Fridman poursuit ainsi :
“Il est amusant de poser cette question [voir plus haut : comment évaluer le mérite relatif des arguments] à chatGPT, car vous obtenez de bonnes réponses. Et donc vous avez une sorte de processus socratique, comme une conversation intime et profonde, un peu comme un podcast, chaque jour ou autant d’heures que vous le souhaitez, avec une IA et les interfaces par lesquelles vous communiquez qui s’améliorent constamment. Alors oui, je pense que chatGPT fera exactement cela, c’est-à-dire vous apprendre à penser, parce que vous lui sous-traiterez les faits et les équations et tout ce qu’une école vous apprend. Et à la place, vous utiliserez votre esprit humain pour ce à quoi il est exceptionnellement doué, c’est-à-dire poser de bonnes questions, et réfléchir à la complexité des problèmes ayant de multiples points de vue.“
Encore une fois, voilà une intéressante convergence avec Leibniz, qui voyait l’utilité de la machine calculante comme libératrice du temps de cerveau disponible, comme dirait le sociologue Gérald Bronner.
Smith le note ainsi dans The Internet is not what you think it is:
Leibniz clairement voit son invention non pas comme quelque chose qui pensera, ou qui fera travailler un esprit artificiel plutôt qu’un esprit naturel. Au contraire, la machine libérera l’esprit humain pour qu’il puisse se consacrer complètement à une pensée véritable, telle la réflexion, la méditation, l’introspection, etc., plutôt que de s’occuper de simple calcul, dont l’esprit est également capable, mais qui peut être accompli par des systèmes qui ne sont pas des esprits. (p. 106.)
Alors, l’IA comme ‘outil’ intellectuel ? C’est ce que beaucoup envisagent. L’on peut utiliser chatGPT (et d’autres outils) pour achever une partie du travail fastidieux. Moi-même ici, lorsque je traduis, si parfois je traduis les passages directement, il m’arrive souvent de dégrossir avec ‘google translate’, qui ne démérite pas d’ailleurs !
Une face plus sombre de cet aspect, souligné par Gérald Bronner dans son livre Apocalypse cognitive, et que le supposé gain n’est bien souvent pas exploité, c’est-à-dire que, au lieu de bénéficier de cette manne de temps libérée par la science et la technologie, nous nous trouvons bien souvent victime d’un ‘marché cognitif’ monopolisé par les smart phones et autres gadgets, qui est à mille lieues de l’émancipation rêvée par Leibniz…
Références:
The Internet is not what you think it is, par Justin E. H. Smith, Princeton University Press, 2022, 208 pages.
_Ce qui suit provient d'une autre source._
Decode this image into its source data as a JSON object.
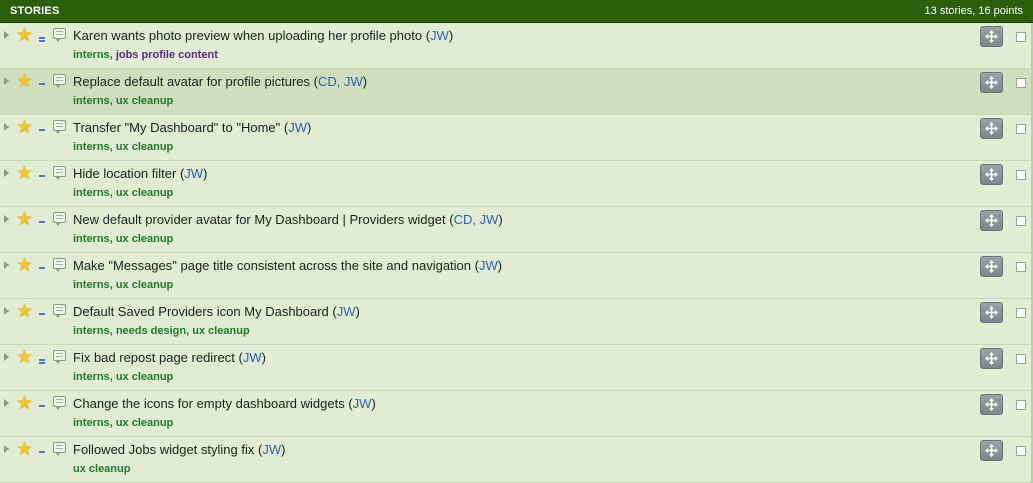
{
  "panel": {
    "title": "STORIES",
    "summary": "13 stories, 16 points"
  },
  "colors": {
    "header_bg": "#2b5f0c",
    "row_bg": "#e1ecd3",
    "row_selected_bg": "#cfdfbd",
    "label_green": "#1f7a2c",
    "label_purple": "#582b86",
    "owner_blue": "#2a62b5",
    "star": "#f2c12e"
  },
  "stories": [
    {
      "title": "Karen wants photo preview when uploading her profile photo",
      "owners": "JW",
      "estimate": 2,
      "labels": [
        {
          "text": "interns",
          "color": "green"
        },
        {
          "text": "jobs profile content",
          "color": "purple"
        }
      ],
      "selected": false
    },
    {
      "title": "Replace default avatar for profile pictures",
      "owners": "CD, JW",
      "estimate": 1,
      "labels": [
        {
          "text": "interns",
          "color": "green"
        },
        {
          "text": "ux cleanup",
          "color": "green"
        }
      ],
      "selected": true
    },
    {
      "title": "Transfer \"My Dashboard\" to \"Home\" ",
      "owners": "JW",
      "estimate": 1,
      "labels": [
        {
          "text": "interns",
          "color": "green"
        },
        {
          "text": "ux cleanup",
          "color": "green"
        }
      ],
      "selected": false
    },
    {
      "title": "Hide location filter",
      "owners": "JW",
      "estimate": 1,
      "labels": [
        {
          "text": "interns",
          "color": "green"
        },
        {
          "text": "ux cleanup",
          "color": "green"
        }
      ],
      "selected": false
    },
    {
      "title": "New default provider avatar for My Dashboard | Providers widget",
      "owners": "CD, JW",
      "estimate": 1,
      "labels": [
        {
          "text": "interns",
          "color": "green"
        },
        {
          "text": "ux cleanup",
          "color": "green"
        }
      ],
      "selected": false
    },
    {
      "title": "Make \"Messages\" page title consistent across the site and navigation",
      "owners": "JW",
      "estimate": 1,
      "labels": [
        {
          "text": "interns",
          "color": "green"
        },
        {
          "text": "ux cleanup",
          "color": "green"
        }
      ],
      "selected": false
    },
    {
      "title": "Default Saved Providers icon My Dashboard",
      "owners": "JW",
      "estimate": 1,
      "labels": [
        {
          "text": "interns",
          "color": "green"
        },
        {
          "text": "needs design",
          "color": "green"
        },
        {
          "text": "ux cleanup",
          "color": "green"
        }
      ],
      "selected": false
    },
    {
      "title": "Fix bad repost page redirect",
      "owners": "JW",
      "estimate": 2,
      "labels": [
        {
          "text": "interns",
          "color": "green"
        },
        {
          "text": "ux cleanup",
          "color": "green"
        }
      ],
      "selected": false
    },
    {
      "title": "Change the icons for empty dashboard widgets",
      "owners": "JW",
      "estimate": 1,
      "labels": [
        {
          "text": "interns",
          "color": "green"
        },
        {
          "text": "ux cleanup",
          "color": "green"
        }
      ],
      "selected": false
    },
    {
      "title": "Followed Jobs widget styling fix",
      "owners": "JW",
      "estimate": 1,
      "labels": [
        {
          "text": "ux cleanup",
          "color": "green"
        }
      ],
      "selected": false
    }
  ],
  "icons": {
    "expander": "triangle-right-icon",
    "star": "star-icon",
    "comment": "comment-icon",
    "move": "move-arrows-icon"
  }
}
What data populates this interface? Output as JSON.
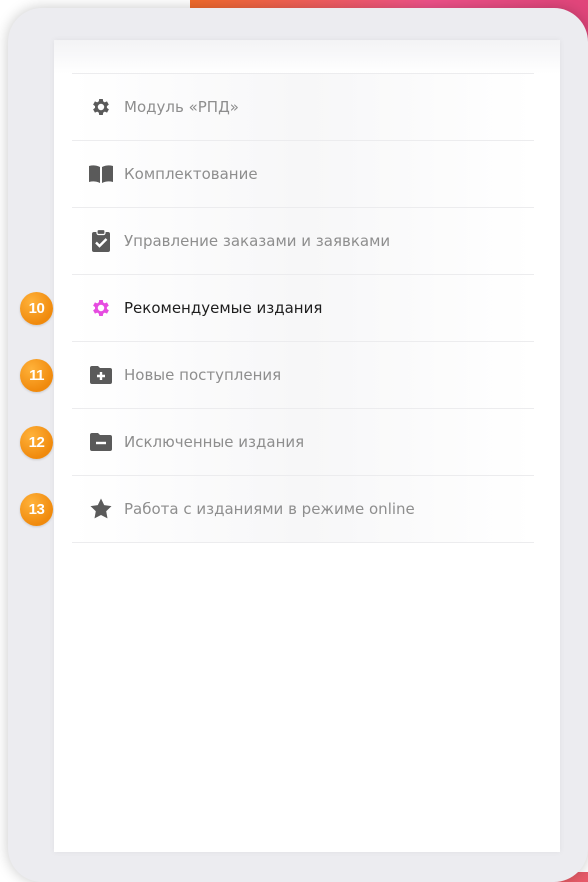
{
  "colors": {
    "icon_gray": "#5a5a5a",
    "active_icon": "#e64ce0",
    "badge": "#f39a15",
    "text_gray": "#8e8e8e",
    "text_active": "#1e1e1e"
  },
  "menu": {
    "items": [
      {
        "label": "Модуль «РПД»",
        "icon": "gear-icon"
      },
      {
        "label": "Комплектование",
        "icon": "book-icon"
      },
      {
        "label": "Управление заказами и заявками",
        "icon": "clipboard-check-icon"
      },
      {
        "label": "Рекомендуемые издания",
        "icon": "gear-icon",
        "active": true
      },
      {
        "label": "Новые поступления",
        "icon": "folder-plus-icon"
      },
      {
        "label": "Исключенные издания",
        "icon": "folder-minus-icon"
      },
      {
        "label": "Работа с изданиями в режиме online",
        "icon": "star-icon"
      }
    ]
  },
  "badges": [
    "10",
    "11",
    "12",
    "13"
  ]
}
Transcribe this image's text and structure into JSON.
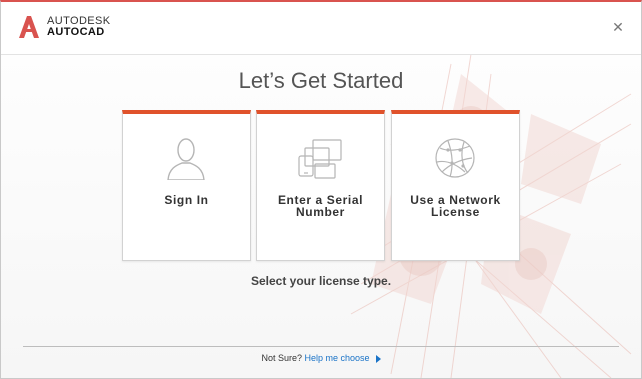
{
  "window": {
    "brand_line1": "AUTODESK",
    "brand_line2": "AUTOCAD",
    "brand_color": "#d9534f",
    "close_icon": "close-icon"
  },
  "main": {
    "title": "Let’s Get Started",
    "subtitle": "Select your license type."
  },
  "cards": [
    {
      "label": "Sign In",
      "icon": "user-icon"
    },
    {
      "label": "Enter a Serial\nNumber",
      "icon": "devices-icon"
    },
    {
      "label": "Use a Network\nLicense",
      "icon": "globe-network-icon"
    }
  ],
  "accent_color": "#e0522b",
  "footer": {
    "prefix": "Not Sure?",
    "link": "Help me choose"
  }
}
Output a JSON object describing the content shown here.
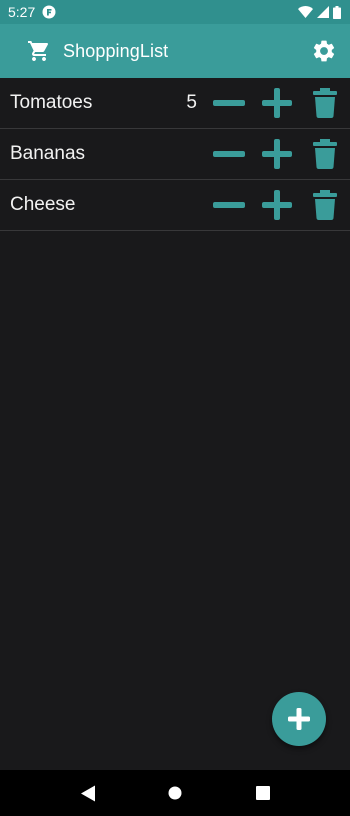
{
  "status_bar": {
    "time": "5:27",
    "icons": [
      "notification-app-icon",
      "wifi-icon",
      "cell-signal-icon",
      "battery-icon"
    ]
  },
  "app_bar": {
    "title": "ShoppingList",
    "icons": [
      "cart-icon",
      "gear-icon"
    ]
  },
  "colors": {
    "status_bar": "#30908e",
    "app_bar": "#3a9c9a",
    "accent": "#3a9c9a",
    "background": "#19191b",
    "divider": "#38383a"
  },
  "items": [
    {
      "name": "Tomatoes",
      "quantity": "5"
    },
    {
      "name": "Bananas",
      "quantity": ""
    },
    {
      "name": "Cheese",
      "quantity": ""
    }
  ],
  "row_icons": [
    "minus-icon",
    "plus-icon",
    "trash-icon"
  ],
  "fab": {
    "icon": "plus-icon"
  },
  "nav_bar": {
    "icons": [
      "back-icon",
      "home-icon",
      "recents-icon"
    ]
  }
}
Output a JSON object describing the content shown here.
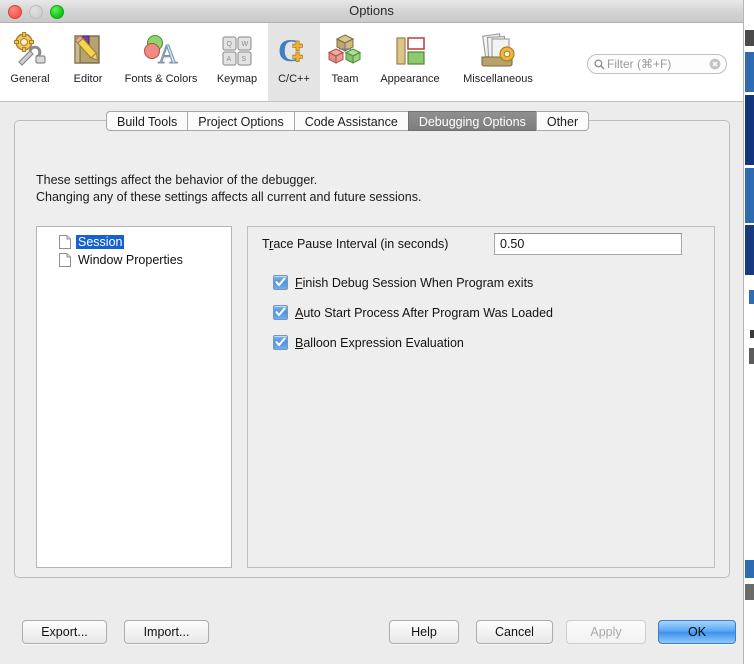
{
  "window": {
    "title": "Options",
    "traffic_lights": [
      "close-button",
      "minimize-button",
      "zoom-button"
    ]
  },
  "toolbar": {
    "items": [
      {
        "label": "General",
        "icon": "gear-wrench-icon",
        "selected": false
      },
      {
        "label": "Editor",
        "icon": "book-pencil-icon",
        "selected": false
      },
      {
        "label": "Fonts & Colors",
        "icon": "font-palette-icon",
        "selected": false
      },
      {
        "label": "Keymap",
        "icon": "keyboard-keys-icon",
        "selected": false
      },
      {
        "label": "C/C++",
        "icon": "c-plus-plus-icon",
        "selected": true
      },
      {
        "label": "Team",
        "icon": "cubes-icon",
        "selected": false
      },
      {
        "label": "Appearance",
        "icon": "layout-panels-icon",
        "selected": false
      },
      {
        "label": "Miscellaneous",
        "icon": "documents-gear-icon",
        "selected": false
      }
    ],
    "search": {
      "placeholder": "Filter (⌘+F)",
      "value": "",
      "icon": "search-icon",
      "clear_icon": "clear-circle-icon"
    }
  },
  "tabs": [
    {
      "label": "Build Tools",
      "active": false
    },
    {
      "label": "Project Options",
      "active": false
    },
    {
      "label": "Code Assistance",
      "active": false
    },
    {
      "label": "Debugging Options",
      "active": true
    },
    {
      "label": "Other",
      "active": false
    }
  ],
  "description": {
    "line1": "These settings affect the behavior of the debugger.",
    "line2": "Changing any of these settings affects all current and future sessions."
  },
  "tree": {
    "items": [
      {
        "label": "Session",
        "icon": "document-icon",
        "selected": true
      },
      {
        "label": "Window Properties",
        "icon": "document-icon",
        "selected": false
      }
    ]
  },
  "settings": {
    "trace_pause": {
      "label_pre": "T",
      "label_mnemonic": "r",
      "label_post": "ace Pause Interval (in seconds)",
      "value": "0.50"
    },
    "checkboxes": [
      {
        "mnemonic": "F",
        "pre": "",
        "post": "inish Debug Session When Program exits",
        "checked": true
      },
      {
        "mnemonic": "A",
        "pre": "",
        "post": "uto Start Process After Program Was Loaded",
        "checked": true
      },
      {
        "mnemonic": "B",
        "pre": "",
        "post": "alloon Expression Evaluation",
        "checked": true
      }
    ]
  },
  "buttons": {
    "export": "Export...",
    "import": "Import...",
    "help": "Help",
    "cancel": "Cancel",
    "apply": "Apply",
    "ok": "OK"
  },
  "colors": {
    "selection_blue": "#1661d1",
    "default_button_blue": "#3f93ef",
    "active_tab_gray": "#7e7e7e",
    "window_bg": "#ececec"
  }
}
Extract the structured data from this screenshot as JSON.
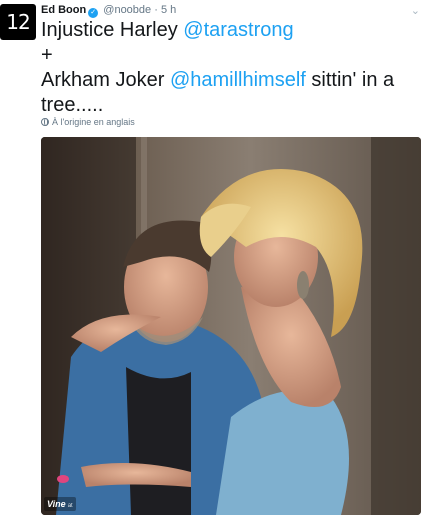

Apocalypse cognitive, par Gérald Bronner, Presses universitaires de France, 2021, 396 pages.
Notes:
[1] Je ne connais pas bien Fridman, mais son parcours m’intrigue, particulièrement parce que je me demande comment il est devenu un des podcasteurs les plus connus des Etats-Unis, interviewant Elon Musk, Mark Zuckerberg, Matthew McConaughey, et tant d’autres. Récemment il a été épinglé par Nathan J. Robinson dans Current Affairs, mais franchement cet article fleurt bon le billet de blog (et j’aime bien les blogs 😊) plus que l’article sérieux de magazine. Néanmoins, je dois admettre qu’il y a peut-être un petit je-ne-sais-quoi de puéril ou de naïf dans certains propos de Fridman (par exemple : Poutine et Zelensky dans sa wishlist de personnes à interviewer en 2023…). Mais pour être honnête je ne le connais pas assez et n’ai pas écouté suffisamment son programme pour me faire un avis tranché. À suivre.